Just two months ago, a pair of Blaine Wright trainees, 3-year-old Goin’ South and 4-year-old Tougherthantherest, looked poised to race in stakes on Longacres Mile Day. Now, after a pair of last-out duds, Wright is trying to figure out what each horse is made of as he stretches both out to a mile for the first time this year on Saturday.
On June 22, Goin’ South nearly defeated his sensational stablemate Si That Tiger in the $50,000 Auburn Stakes at six furlongs for 3-year-olds, earning a career-high Beyer Speed Figure of 81. On July 12, he came back to run an uninspired but still respectable third in a conditioned allowance, earning a 62 Beyer over six furlongs.
Then the bottom fell out. Again facing Si That Tiger and other classy rivals in the $50,000 Irish Day Stakes on July 27, Goin’ South finished ninth, beaten 16 lengths by his stablemate and earning a mere 48 Beyer. On Saturday, Wright is dropping him to the $15,000 claiming level in the fifth race on an eight-race card. Goin’ South will be going two turns for the first time since finishing second in a maiden special weight at Fresno last September.
“He’s been horribly bad in the gate and maybe was just kind of over his head,” Wright said. “Running third, he didn’t run too bad, but his last race was horrible.”
Wright has a simpler explanation for why Tougherthantherest went from earning a career-best 78 Beyer for a game fifth-place finish in the June 22 Budweiser Stakes to a 43 while being trounced by 21 3/4 lengths in the Governor’s Stakes on July 20.
“He got in a stupid speed duel last time, which just burnt the horse up. You give jocks instructions and sometimes they don’t follow them,” Wright said.
Alex Cruz, who emerged relatively unscathed from a nasty fifth-race spill and a quick trip to the hospital on Sunday, will replace Silvio Amador aboard Tougherthantherest in Saturday’s seventh race, a conditioned allowance with a $25,000 purse that’s attracted a field of nine. The race is the Darrell LaFrance Purse, named after a beloved groom on the Emerald backstretch who died last fall after tending to racehorses for a half-century.
Amador retains the mount on another Wright trainee in race 7, Executive Chef, an ultra-consistent router at this level who beat Its Kraken Time, also entered in race 7, by a neck last out Aug. 3. Executive Chef is 4-2-2-0 at one mile.
Yet another Wright trainee, Tax Code, will start in post 8, just to the outside of Executive Chef.

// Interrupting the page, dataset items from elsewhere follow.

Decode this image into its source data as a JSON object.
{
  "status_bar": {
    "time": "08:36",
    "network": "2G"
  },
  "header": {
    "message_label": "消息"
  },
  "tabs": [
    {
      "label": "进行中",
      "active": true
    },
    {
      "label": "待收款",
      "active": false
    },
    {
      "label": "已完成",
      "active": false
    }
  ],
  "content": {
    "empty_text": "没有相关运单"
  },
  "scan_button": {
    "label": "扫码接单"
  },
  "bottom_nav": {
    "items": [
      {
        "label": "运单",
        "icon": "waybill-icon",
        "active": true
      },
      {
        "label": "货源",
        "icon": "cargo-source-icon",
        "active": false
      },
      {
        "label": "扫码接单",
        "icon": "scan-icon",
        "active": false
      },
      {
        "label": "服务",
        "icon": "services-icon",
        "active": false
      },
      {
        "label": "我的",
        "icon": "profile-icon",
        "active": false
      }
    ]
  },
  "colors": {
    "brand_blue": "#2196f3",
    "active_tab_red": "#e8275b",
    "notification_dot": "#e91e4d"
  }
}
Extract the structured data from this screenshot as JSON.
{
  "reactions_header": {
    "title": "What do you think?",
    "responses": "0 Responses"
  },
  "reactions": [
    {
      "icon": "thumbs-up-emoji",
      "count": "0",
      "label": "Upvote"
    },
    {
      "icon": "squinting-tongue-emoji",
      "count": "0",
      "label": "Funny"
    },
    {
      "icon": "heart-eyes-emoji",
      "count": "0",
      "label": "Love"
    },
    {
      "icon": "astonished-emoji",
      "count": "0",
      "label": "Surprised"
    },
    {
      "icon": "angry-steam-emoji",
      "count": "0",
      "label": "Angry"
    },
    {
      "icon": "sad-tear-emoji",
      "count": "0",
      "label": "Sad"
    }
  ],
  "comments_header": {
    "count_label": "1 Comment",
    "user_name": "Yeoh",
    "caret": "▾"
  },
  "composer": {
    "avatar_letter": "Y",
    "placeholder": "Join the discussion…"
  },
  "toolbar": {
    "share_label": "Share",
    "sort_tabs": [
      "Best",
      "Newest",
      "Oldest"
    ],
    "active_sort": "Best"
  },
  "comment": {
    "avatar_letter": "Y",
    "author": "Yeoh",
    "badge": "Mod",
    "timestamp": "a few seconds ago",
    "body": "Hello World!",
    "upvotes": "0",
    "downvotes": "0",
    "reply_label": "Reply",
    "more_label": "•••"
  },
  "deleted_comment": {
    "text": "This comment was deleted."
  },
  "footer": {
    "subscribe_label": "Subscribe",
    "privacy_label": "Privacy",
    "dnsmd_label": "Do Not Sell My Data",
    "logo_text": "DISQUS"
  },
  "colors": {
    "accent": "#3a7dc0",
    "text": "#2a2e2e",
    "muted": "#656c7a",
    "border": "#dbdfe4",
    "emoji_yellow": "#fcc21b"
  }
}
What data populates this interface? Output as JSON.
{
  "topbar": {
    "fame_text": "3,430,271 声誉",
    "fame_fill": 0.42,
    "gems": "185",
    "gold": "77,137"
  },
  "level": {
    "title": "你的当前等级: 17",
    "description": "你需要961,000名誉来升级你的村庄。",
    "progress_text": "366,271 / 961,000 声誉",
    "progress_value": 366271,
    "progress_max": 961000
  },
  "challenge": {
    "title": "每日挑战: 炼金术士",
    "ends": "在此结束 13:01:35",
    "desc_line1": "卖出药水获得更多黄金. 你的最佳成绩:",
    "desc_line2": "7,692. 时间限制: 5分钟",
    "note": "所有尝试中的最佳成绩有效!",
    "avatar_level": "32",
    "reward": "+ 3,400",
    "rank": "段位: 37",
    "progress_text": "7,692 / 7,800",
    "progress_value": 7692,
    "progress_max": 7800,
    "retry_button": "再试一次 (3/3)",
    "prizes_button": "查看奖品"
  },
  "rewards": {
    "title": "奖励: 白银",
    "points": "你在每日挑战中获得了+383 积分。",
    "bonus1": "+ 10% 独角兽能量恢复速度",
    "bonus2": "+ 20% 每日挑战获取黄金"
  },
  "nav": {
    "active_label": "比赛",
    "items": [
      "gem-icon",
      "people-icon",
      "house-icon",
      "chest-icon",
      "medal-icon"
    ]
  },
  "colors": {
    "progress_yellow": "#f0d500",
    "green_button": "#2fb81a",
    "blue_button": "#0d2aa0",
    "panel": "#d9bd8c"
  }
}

A lightly raced 6-year-old who’s 10-3-3-2 at Emerald, Tax Code boasts the field’s highest Beyer at 82 but has never raced longer than 6 1/2 furlongs.
Wright thinks that Tax Code trains like he might appreciate the extra distance. And, besides, with Sept. 7 being the final day of the Emerald meet, it’s time to throw a dart or two.
“We wanted to stretch him out last year and never got the opportunity,” Wright said. “This seemed about the right time before the end of the year to try and find out.”